During the run of the optimizer in each generation a new value for ε is computed. The comparison of individuals outlined above is modified, so that an individual is handled like it was not violating any constraints if the constraint violation is below ε. So if both individuals have constraint violations larger than ε, the one with lower violation wins. If one violation is below ε and the other above, the individual with the violation below ε wins. And finally if the constraint violations of both individuals are below ε, the normal comparison takes place.

The last case is the key to the success of this algorithm: Even though the search proceeds into a direction where the constraint violations are minimized, at the same time good solutions in terms of the objective function are found.

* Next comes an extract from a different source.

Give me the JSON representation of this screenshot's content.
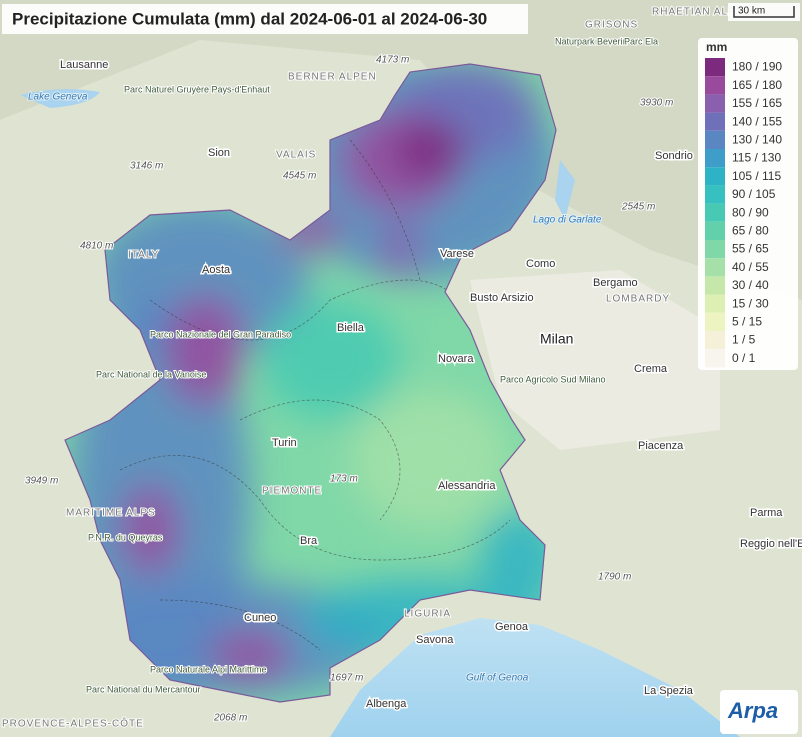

The algorithm begins by initializing \(\varepsilon_0\) with the constraint violation of the individuum with index \(\theta\) from the initial population sorted by constraint violation, where \(\theta\) is a parameter of the algorithm between 1 and the population size, a good value uses the individuum at about 20% of the population size which is also the default in PGAPack. In each generation \(t\), \(\varepsilon_t\) is computed by

\begin{equation*} \varepsilon_t = \varepsilon_0 \left(1-\frac{t}{T_c}\right)^{cp} \end{equation*}

up to generation \(T_c\). After that generation, ε is set to 0. The exponent \(cp\) is between 2 and 10. The 2010 paper [6] recommends to set \(cp = 0.3 cp + 0.7 cp_\min\) at generation \(T_\lambda = 0.95 T_c\) where \(cp_\min\) is the fixed value 3. The initial value of \(cp\) is chosen so that \(\varepsilon_\lambda=10^{-5}\) at generation \(T_\lambda\) unless it is smaller than \(cp_\min\) in which case it is set to \(cp_\min\). PGAPack implements this schedule for \(cp\) by default but allows to change \(cp\) at start and during run of the optimizer, so it's possible to easily implement a different schedule for \(cp\) – the default works quite nicely, though.

With the ε constraint method, example 7 from Deb [1] can be optimized with a precision of \(10^{-6}\) in my experiments, see the epsilon_generation parameter in the optimizer example

The antenna-optimizer with an ε‑generation of 50 (that's the \(T_c\) parameter of the algorithm) gets stuck in the local optimum only in one of 50 cases, all other cases find good results:

In that picture all the solutions that are dominated by solutions from another run are drawn in black. It can be seen that the data from run number 16 did not contribute any non-dominated solutions (on the right side in the legend the number 16 is missing). You can turn off the display of the dominated solutions by clicking on the black dot in the legend.

When I increase the ε‑generation to 60, the run with random seed 16 also finds a solution:

We also see that the solutions are quite good (quite near to the pareto front) for all runs, the black "shadow" of the dominated solutions is quite near to the real pareto front and it is enough to do a single run of the algorithm for finding a good set of solutions.